Two Indiana high school students say that they have been pulled out of class five to seven times this year just to talk about bathrooms with the administration.
Noah Golliher and Leigh Kumpe are transgender boys at Burris Laboratory School in Muncie, Indiana, a school associated with Ball State University.
Golliher said he started using the boys’ restroom when he saw that the school had an open bathroom policy.
But students reported them using the boys’ room and then the administration stepped in. After a few meetings, the students were sent home with forms to fill out with their parents that stated their gender, names, and appropriate facilities.

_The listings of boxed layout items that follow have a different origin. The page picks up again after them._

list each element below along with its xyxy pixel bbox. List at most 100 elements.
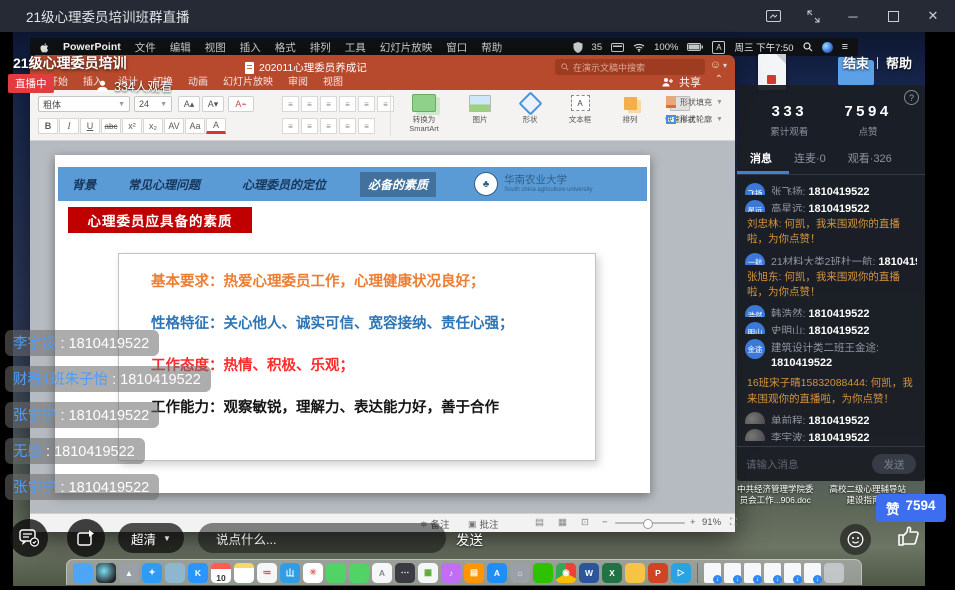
dock-icon-finder[interactable] <box>73 563 93 583</box>
emoji-button[interactable] <box>840 524 871 555</box>
popout-icon[interactable] <box>765 8 781 24</box>
paragraph-button[interactable]: ≡ <box>282 96 299 112</box>
minimize-button[interactable]: ─ <box>845 8 861 24</box>
grow-font-button[interactable]: A▴ <box>178 96 200 112</box>
shape-fill-button[interactable]: 形状填充 ▼ <box>666 96 723 108</box>
menubar-item[interactable]: 文件 <box>135 40 156 55</box>
dock-icon-textedit[interactable]: A <box>372 563 392 583</box>
maximize-button[interactable] <box>885 8 901 24</box>
dock-icon-appstore[interactable]: A <box>487 563 507 583</box>
dock-file-icon[interactable] <box>744 563 761 583</box>
share-button[interactable]: 共享 <box>662 74 701 90</box>
like-thumb-button[interactable] <box>896 523 922 549</box>
dock-icon-chrome[interactable]: ◉ <box>556 563 576 583</box>
zoom-slider-handle[interactable] <box>643 519 653 529</box>
slide-nav-常见心理问题[interactable]: 常见心理问题 <box>128 176 200 193</box>
dock-icon-preview[interactable] <box>165 563 185 583</box>
menubar-clock[interactable]: 周三 下午7:50 <box>734 40 793 54</box>
format-button-x₂[interactable]: x₂ <box>143 118 163 134</box>
close-button[interactable]: ✕ <box>925 8 941 24</box>
dock-icon-telegram[interactable]: ▷ <box>671 563 691 583</box>
dock-file-icon[interactable] <box>764 563 781 583</box>
ribbon-tab[interactable]: 幻灯片放映 <box>223 73 273 88</box>
help-icon[interactable]: ? <box>904 90 919 105</box>
dock-icon-wechat[interactable] <box>533 563 553 583</box>
format-button-i[interactable]: I <box>59 118 79 134</box>
rotate-screen-button[interactable] <box>67 519 105 557</box>
dock-file-icon[interactable] <box>784 563 801 583</box>
format-button-av[interactable]: AV <box>164 118 184 134</box>
say-something-input[interactable]: 说点什么... <box>198 523 446 553</box>
quality-selector[interactable]: 超清 ▼ <box>118 523 184 553</box>
slide-nav-心理委员的定位[interactable]: 心理委员的定位 <box>242 176 326 193</box>
ribbon-group-形状[interactable]: 形状 <box>510 92 550 125</box>
chat-tab-观看·326[interactable]: 观看·326 <box>848 150 892 166</box>
zoom-slider[interactable] <box>615 522 685 524</box>
paragraph-button[interactable]: ≡ <box>320 118 337 134</box>
zoom-out-button[interactable]: − <box>602 517 608 528</box>
menubar-item[interactable]: 工具 <box>345 40 366 55</box>
ribbon-group-文本框[interactable]: A文本框 <box>560 92 600 125</box>
dock-file-icon[interactable] <box>724 563 741 583</box>
dock-trash-icon[interactable] <box>824 563 844 583</box>
format-button-aa[interactable]: Aa <box>185 118 205 134</box>
paragraph-button[interactable]: ≡ <box>301 118 318 134</box>
shape-outline-button[interactable]: 形状轮廓 ▼ <box>666 114 723 125</box>
desktop-file-label[interactable]: 中共经济管理学院委员会工作...906.doc <box>737 484 814 505</box>
zoom-level[interactable]: 91% <box>702 517 721 528</box>
slide-sorter-icon[interactable]: ▦ <box>558 517 567 528</box>
smartart-button[interactable]: 转换为SmartArt <box>398 92 450 133</box>
paragraph-button[interactable]: ≡ <box>377 96 394 112</box>
paragraph-button[interactable]: ≡ <box>301 96 318 112</box>
dock-icon-powerpoint[interactable]: P <box>648 563 668 583</box>
format-button-x²[interactable]: x² <box>122 118 142 134</box>
paragraph-button[interactable]: ≡ <box>282 118 299 134</box>
font-size-select[interactable]: 24▼ <box>134 96 172 112</box>
menubar-item[interactable]: 编辑 <box>170 40 191 55</box>
dock-icon-numbers[interactable]: ▦ <box>418 563 438 583</box>
menubar-item[interactable]: 帮助 <box>481 40 502 55</box>
chat-send-button[interactable]: 发送 <box>872 454 916 474</box>
format-button-a[interactable]: A <box>206 118 226 134</box>
zoom-in-button[interactable]: + <box>690 517 696 528</box>
shrink-font-button[interactable]: A▾ <box>202 96 224 112</box>
chat-message-list[interactable]: 飞扬张飞扬: 1810419522星远高星远: 1810419522刘忠林: 何… <box>737 175 925 441</box>
ribbon-tab[interactable]: 视图 <box>323 73 343 88</box>
dock-icon-messages[interactable] <box>326 563 346 583</box>
dock-icon-siri[interactable] <box>96 563 116 583</box>
menubar-item[interactable]: 视图 <box>205 40 226 55</box>
notification-center-icon[interactable]: ≡ <box>842 41 848 53</box>
format-button-u[interactable]: U <box>80 118 100 134</box>
siri-icon[interactable] <box>822 42 833 53</box>
ribbon-tab[interactable]: 动画 <box>188 73 208 88</box>
paragraph-button[interactable]: ≡ <box>358 118 375 134</box>
help-button[interactable]: 帮助 <box>886 53 912 72</box>
fit-slide-icon[interactable]: ⛶ <box>730 517 737 528</box>
slideshow-icon[interactable]: ⊡ <box>581 517 589 528</box>
slide-nav-必备的素质[interactable]: 必备的素质 <box>360 172 436 197</box>
ribbon-tab[interactable]: 审阅 <box>288 73 308 88</box>
format-button-abc[interactable]: abc <box>101 118 121 134</box>
paragraph-button[interactable]: ≡ <box>339 96 356 112</box>
chat-input[interactable]: 请输入消息 <box>746 457 799 472</box>
dock-icon-keynote[interactable]: K <box>188 563 208 583</box>
send-button[interactable]: 发送 <box>456 529 483 549</box>
dock-icon-word[interactable]: W <box>579 563 599 583</box>
clear-format-button[interactable]: A⌁ <box>228 96 254 112</box>
menubar-item[interactable]: 窗口 <box>446 40 467 55</box>
dock-icon-safari[interactable]: ✦ <box>142 563 162 583</box>
menubar-app-name[interactable]: PowerPoint <box>63 41 121 53</box>
normal-view-icon[interactable]: ▤ <box>535 517 544 528</box>
spotlight-search-icon[interactable] <box>803 42 813 52</box>
dock-file-icon[interactable] <box>704 563 721 583</box>
ribbon-group-图片[interactable]: 图片 <box>460 92 500 125</box>
input-source-icon[interactable]: A <box>712 41 725 54</box>
dock-icon-books[interactable]: ▤ <box>464 563 484 583</box>
menubar-item[interactable]: 排列 <box>310 40 331 55</box>
ribbon-group-排列[interactable]: 排列 <box>610 92 650 125</box>
dock-icon-calendar[interactable]: 10 <box>211 563 231 583</box>
menubar-item[interactable]: 格式 <box>275 40 296 55</box>
dock-icon-reminders[interactable]: ≔ <box>257 563 277 583</box>
chat-tab-消息[interactable]: 消息 <box>750 150 772 166</box>
dock-icon-excel[interactable]: X <box>602 563 622 583</box>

Kathy Wolf is the vice president of marketing and communications at Ball State. She said that the form is intended to help build communication between the school and the families of trans students.
“The form is provided directly to students who have made specific requests related to preferred name, gender identity, or gender pronoun,” Wolf told the Daily News.
The students are advocating against that form, which they say can out some students to their parents. If they don’t get it signed, then they will be referred to by their deadnames in school.
The form isn’t required by the school’s written policies, either.
“People aren’t willing to learn new things and they aren’t as open as they could or should be,” Golliher said.
While Burris’s system isn’t ideal, it’s better than other schools in Indiana. The Daily News talked to a transgender student at Monroe Central Jr./Sr. High School who said that he just has to hold it in all day because he is afraid to tell the administration that he’s transgender.
“It kind of makes me uncomfortable using the women’s restroom,” he said.